La questione riguarda da vicino anche le nostre Alpi. I ghiacciai al di sotto dei 3.500 metri sono oggi immersi in un clima che è incompatibile con la loro esistenza. Non essendo più capaci di conservare la neve registrano inevitabilmente bilanci negativi, avviandosi all’estinzione, come si sta verificando per il più grande ghiacciaio italiano dell’Adamello.
È alla fine dell’estate che si fanno i rilievi per determinare la fusione e l’arretramento dei ghiacciai, per comprendere quanto è stata negativa l’annata. Nel 2024, si è certificata l’estinzione del ghiacciaio di Flua, sul Monte Rosa, e preconizzato che quello della Marmolada non esisterà più nel 2040.
Per fortuna l’estinzione ancora non riguarda tutti i ghiacciai dell’arco alpino, ma solo quelli al di sotto dei 3.500 metri sul livello del mare. Ed è questo il motivo per cui è ancora possibile, in alcuni casi, avere dei bilanci positivi o neutri.
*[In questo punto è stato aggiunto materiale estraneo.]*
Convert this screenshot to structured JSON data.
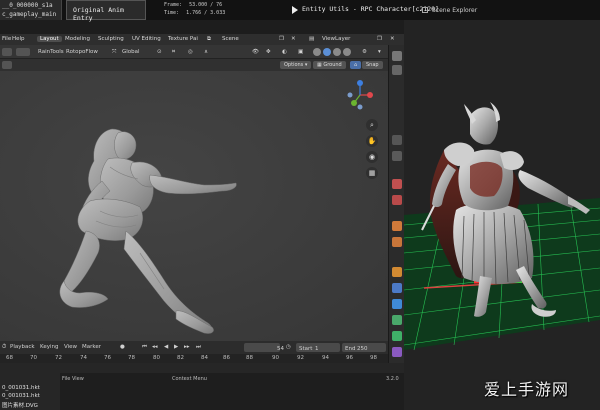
{
  "top_strip": {
    "left_lines": [
      "__0_000000_s1a",
      "c_gameplay_main"
    ],
    "panel_title": "Original Anim Entry",
    "frame_label": "Frame:",
    "frame_value": "53.000 / 76",
    "time_label": "Time:",
    "time_value": "1.766 / 3.033",
    "entity_label": "Entity Utils - RPC Character[c2120]",
    "scene_explorer": "Scene Explorer"
  },
  "menubar": {
    "items": [
      "File",
      "Help"
    ],
    "workspaces": [
      "Layout",
      "Modeling",
      "Sculpting",
      "UV Editing",
      "Texture Pai"
    ],
    "scene": "Scene",
    "view_layer": "ViewLayer"
  },
  "toolbar": {
    "tools": [
      "RainTools",
      "RotopoFlow",
      "Global"
    ]
  },
  "subbar": {
    "options": "Options",
    "ground": "Ground",
    "snap": "Snap"
  },
  "gizmo": {
    "colors": {
      "x": "#e0474c",
      "y": "#6bb530",
      "z": "#3d7fe0",
      "neg": "#7b9ccc"
    }
  },
  "viewport_tools": [
    "zoom-icon",
    "hand-icon",
    "camera-icon",
    "grid-icon"
  ],
  "timeline": {
    "menus": [
      "Playback",
      "Keying",
      "View",
      "Marker"
    ],
    "current_frame": "54",
    "start_label": "Start",
    "start_value": "1",
    "end_label": "End",
    "end_value": "250",
    "ruler": [
      "68",
      "70",
      "72",
      "74",
      "76",
      "78",
      "80",
      "82",
      "84",
      "86",
      "88",
      "90",
      "92",
      "94",
      "96",
      "98"
    ]
  },
  "bottom": {
    "files": [
      "0_001031.hkt",
      "0_001031.hkt",
      "图片素材.DVG"
    ],
    "filelist_header": "File View",
    "context_menu": "Context Menu",
    "version": "3.2.0"
  },
  "watermark": "爱上手游网"
}
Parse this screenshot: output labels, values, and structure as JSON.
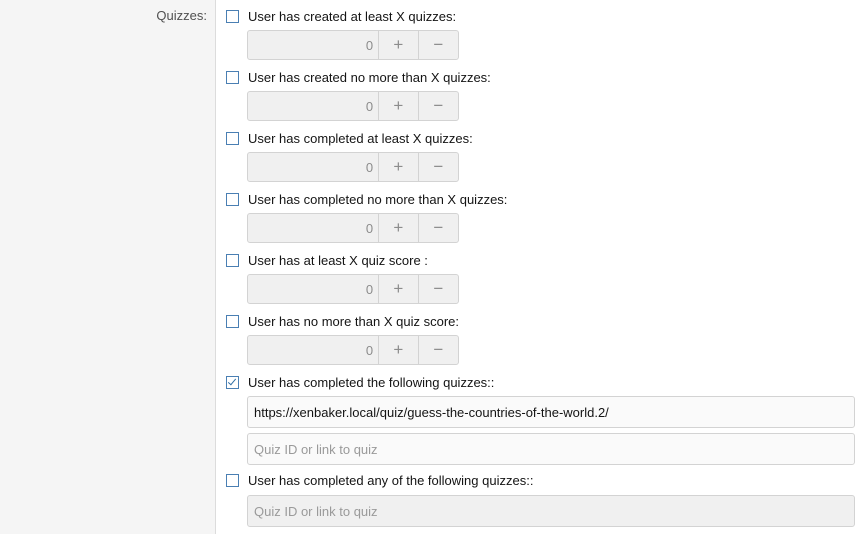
{
  "section_label": "Quizzes:",
  "criteria": [
    {
      "label": "User has created at least X quizzes:",
      "checked": false,
      "value": "0",
      "plus": "+",
      "minus": "−"
    },
    {
      "label": "User has created no more than X quizzes:",
      "checked": false,
      "value": "0",
      "plus": "+",
      "minus": "−"
    },
    {
      "label": "User has completed at least X quizzes:",
      "checked": false,
      "value": "0",
      "plus": "+",
      "minus": "−"
    },
    {
      "label": "User has completed no more than X quizzes:",
      "checked": false,
      "value": "0",
      "plus": "+",
      "minus": "−"
    },
    {
      "label": "User has at least X quiz score :",
      "checked": false,
      "value": "0",
      "plus": "+",
      "minus": "−"
    },
    {
      "label": "User has no more than X quiz score:",
      "checked": false,
      "value": "0",
      "plus": "+",
      "minus": "−"
    }
  ],
  "completed_following": {
    "label": "User has completed the following quizzes::",
    "checked": true,
    "entry_value": "https://xenbaker.local/quiz/guess-the-countries-of-the-world.2/",
    "placeholder": "Quiz ID or link to quiz"
  },
  "completed_any": {
    "label": "User has completed any of the following quizzes::",
    "checked": false,
    "placeholder": "Quiz ID or link to quiz"
  }
}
Il tema reale, emerso, è che non c’è più un dialogo costruttivo tra i ghiacciai e il clima, per cui quelli al di sotto dei 3.500 metri non sono più capaci di conservare la neve e inevitabilmente hanno bilanci negativi, non producendo nuovo ghiaccio
I ghiacciai alpini, però, sono importanti, perché trattengono storie locali, magari più circoscritte nel tempo ma dettagliate: ad esempio, abbiamo potuto ricostruire la storia dell’inquinamento atmosferico in Europa negli ultimi secoli e le variazioni del clima negli ultimi millenni e anche l’impatto delle attività umane attraverso la chimica del ghiaccio.
Purtroppo permane un negazionismo che fa breccia nel mondo politico o dirigenziale, guidato dagli interessi economici che stanno dietro alla transizione energetica, all’esigenza di un ripensamento del sistema economico globale. Dal punto di vista elettorale, poi, i cittadini sono più contenti quando si sentono dire dai politici che va tutto bene e che non c’è bisogno di profonde trasformazioni.